Category Archives: Totty

Who doesn’t love pretty girls?

Rule Five Loony California Friday

Just digested a pretty interesting look at the sorry state of affairs in Californey right now.  Excerpt:

Before the social-media era, California boasted a remarkably diverse economy, with a job base that included many high-paying blue-collar and white-collar jobs. Climate policies, as even some green groups admit, have made these gaps wider. Due largely to overly restrictive land-use regulations, some tied to the state’s obsession with climate change, total residential building permits per 1,000 population were 40 percent below the national average in 2020, according to the U.S. Census Bureau. Soaring energy prices, also brought on by green policies, have kept industrial job creation well below national averages.

Even as the state mints large numbers of new billionaires, conditions for the working class deteriorate. Over the past decade, the California economy has been divided, Janus-like, between a rising innovation economy, based largely in the Bay Area, and the overall state economy, where 85 percent of all new jobs pay below the median income of $66,000, and 40 percent under $40,000. Middle-income jobs actually declined; for every high-end job, the state created five low-wage ones.

Even with the recent Silicon Valley boom, growth in high-wage jobs has been faster in competitor states such as Texas, Utah, Colorado, and Washington. For those without a college education, as even the New York Times notes, California does worse than virtually anywhere else in the country. State politicians, of course, talk about the promise of “green jobs,” but the reality is that they generally are less permanent, pay less, and are far less unionized than established blue-collar work.

So, in other words, unless you’re a tech genius or a Hollywood type, California kind of sucks.  But wait!  There’s more!
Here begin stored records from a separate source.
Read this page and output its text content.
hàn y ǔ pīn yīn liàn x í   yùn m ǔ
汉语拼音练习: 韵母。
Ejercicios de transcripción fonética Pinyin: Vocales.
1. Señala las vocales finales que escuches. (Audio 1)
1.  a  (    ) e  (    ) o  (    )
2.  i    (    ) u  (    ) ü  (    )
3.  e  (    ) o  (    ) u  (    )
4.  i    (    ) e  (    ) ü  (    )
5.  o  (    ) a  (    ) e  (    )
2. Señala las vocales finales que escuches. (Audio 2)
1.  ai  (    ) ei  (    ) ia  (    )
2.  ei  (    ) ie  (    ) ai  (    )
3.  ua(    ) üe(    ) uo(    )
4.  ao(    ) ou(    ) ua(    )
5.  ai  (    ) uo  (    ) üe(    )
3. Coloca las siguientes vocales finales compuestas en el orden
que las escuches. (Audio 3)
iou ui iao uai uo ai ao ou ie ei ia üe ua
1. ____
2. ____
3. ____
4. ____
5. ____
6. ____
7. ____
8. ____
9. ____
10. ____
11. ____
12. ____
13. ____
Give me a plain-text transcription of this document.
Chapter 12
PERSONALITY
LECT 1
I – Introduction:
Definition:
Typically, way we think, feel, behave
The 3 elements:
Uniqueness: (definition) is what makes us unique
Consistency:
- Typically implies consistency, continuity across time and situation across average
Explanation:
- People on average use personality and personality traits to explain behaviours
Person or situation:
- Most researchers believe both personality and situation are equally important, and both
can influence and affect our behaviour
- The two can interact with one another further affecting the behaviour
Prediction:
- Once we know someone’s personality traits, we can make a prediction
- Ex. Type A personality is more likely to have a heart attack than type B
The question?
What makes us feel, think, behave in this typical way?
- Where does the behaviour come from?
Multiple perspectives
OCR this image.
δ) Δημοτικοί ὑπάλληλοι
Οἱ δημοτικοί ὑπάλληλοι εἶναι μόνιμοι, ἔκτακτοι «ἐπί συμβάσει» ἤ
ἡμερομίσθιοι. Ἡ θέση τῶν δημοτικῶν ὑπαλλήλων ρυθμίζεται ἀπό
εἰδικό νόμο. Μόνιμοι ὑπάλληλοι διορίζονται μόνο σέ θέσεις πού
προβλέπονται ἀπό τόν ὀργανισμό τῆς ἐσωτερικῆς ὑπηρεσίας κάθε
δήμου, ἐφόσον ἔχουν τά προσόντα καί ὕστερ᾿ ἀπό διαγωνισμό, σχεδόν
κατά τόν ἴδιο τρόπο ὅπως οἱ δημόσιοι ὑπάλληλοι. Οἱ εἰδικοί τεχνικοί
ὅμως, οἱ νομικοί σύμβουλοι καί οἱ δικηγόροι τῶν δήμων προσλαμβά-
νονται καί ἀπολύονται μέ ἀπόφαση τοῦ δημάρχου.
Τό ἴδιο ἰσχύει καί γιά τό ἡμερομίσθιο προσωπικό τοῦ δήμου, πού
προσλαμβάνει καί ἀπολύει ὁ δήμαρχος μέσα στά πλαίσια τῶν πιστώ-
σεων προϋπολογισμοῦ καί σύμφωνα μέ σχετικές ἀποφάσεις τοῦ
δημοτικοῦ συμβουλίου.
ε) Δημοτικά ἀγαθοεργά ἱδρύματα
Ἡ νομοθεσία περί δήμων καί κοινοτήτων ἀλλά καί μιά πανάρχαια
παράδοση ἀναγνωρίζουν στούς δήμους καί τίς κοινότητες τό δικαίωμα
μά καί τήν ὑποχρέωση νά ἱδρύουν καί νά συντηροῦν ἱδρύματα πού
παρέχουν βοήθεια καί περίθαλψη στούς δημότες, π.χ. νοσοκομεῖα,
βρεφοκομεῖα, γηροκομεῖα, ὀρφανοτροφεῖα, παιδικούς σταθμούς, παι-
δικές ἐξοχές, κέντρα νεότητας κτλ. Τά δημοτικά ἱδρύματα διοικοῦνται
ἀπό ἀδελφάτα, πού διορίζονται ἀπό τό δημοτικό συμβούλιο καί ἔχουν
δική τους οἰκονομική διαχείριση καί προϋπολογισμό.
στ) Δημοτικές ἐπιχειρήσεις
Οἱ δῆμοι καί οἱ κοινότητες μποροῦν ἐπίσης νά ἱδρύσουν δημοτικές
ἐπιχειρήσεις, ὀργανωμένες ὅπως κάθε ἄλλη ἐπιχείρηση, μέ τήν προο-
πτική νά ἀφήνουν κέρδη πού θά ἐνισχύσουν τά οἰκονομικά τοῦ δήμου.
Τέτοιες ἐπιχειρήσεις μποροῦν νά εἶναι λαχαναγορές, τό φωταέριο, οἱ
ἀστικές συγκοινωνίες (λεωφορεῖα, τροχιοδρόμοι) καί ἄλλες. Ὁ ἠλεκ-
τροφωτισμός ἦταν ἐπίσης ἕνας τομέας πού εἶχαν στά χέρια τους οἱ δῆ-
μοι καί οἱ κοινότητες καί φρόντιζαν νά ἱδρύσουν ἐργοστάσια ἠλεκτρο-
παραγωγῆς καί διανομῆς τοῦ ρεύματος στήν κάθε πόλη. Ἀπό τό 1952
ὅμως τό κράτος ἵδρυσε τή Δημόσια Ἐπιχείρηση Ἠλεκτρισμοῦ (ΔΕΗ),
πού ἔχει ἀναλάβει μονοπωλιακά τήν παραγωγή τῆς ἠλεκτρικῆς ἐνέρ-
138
California may be suffering from the delusions of its ruling class, but it still contains what may be the greatest collection of creative talent ever assembled in one place, extending from Silicon Valley to Hollywood, in technology, space, culture, design, and ways of eating and living. Many among those of us who settled here do not want to see ourselves or our offspring forced out of the state, ending up as dejected exiles, like Russian nobility dreaming of past glories.

Some on the right might like to see California collapse and prove the dunderheadedness of modern progressivism. But America needs our state’s sometimes wacky creativity just as it needs the stolidity of the heartland, the raw ambition of Texas, and a rapidly changing South working to unravel its racially troubled past. Ultimately, though, this is not the nation’s fight. California can be saved only by Californians.

See, this is where we part ways.  Maybe California needs to be saved by Californians, but California’s nutballery affects the whole country.  How?  Because of the very exodus of Californians described in this article.  They turned my own former home of Colorado into California Lite – hell, the current Governor of Colorado is from California.  They’re working on doing the same to Arizona, Nevada and even Texas.  They move to more prosperous areas, fleeing the mountain of suck California has become for the middle class, then promptly vote for precisely the same kind of politicians that turned California into a mountain of suck for the middle class.  Fortunately the Alaska winters seem to be too much for Californians, so we’re safe – for the time being.

Count me in with the folks who would like to see California collapse.  It would certainly hurt the whole country for a while, but maybe then the majority of California voters would take a hard look in the mirror.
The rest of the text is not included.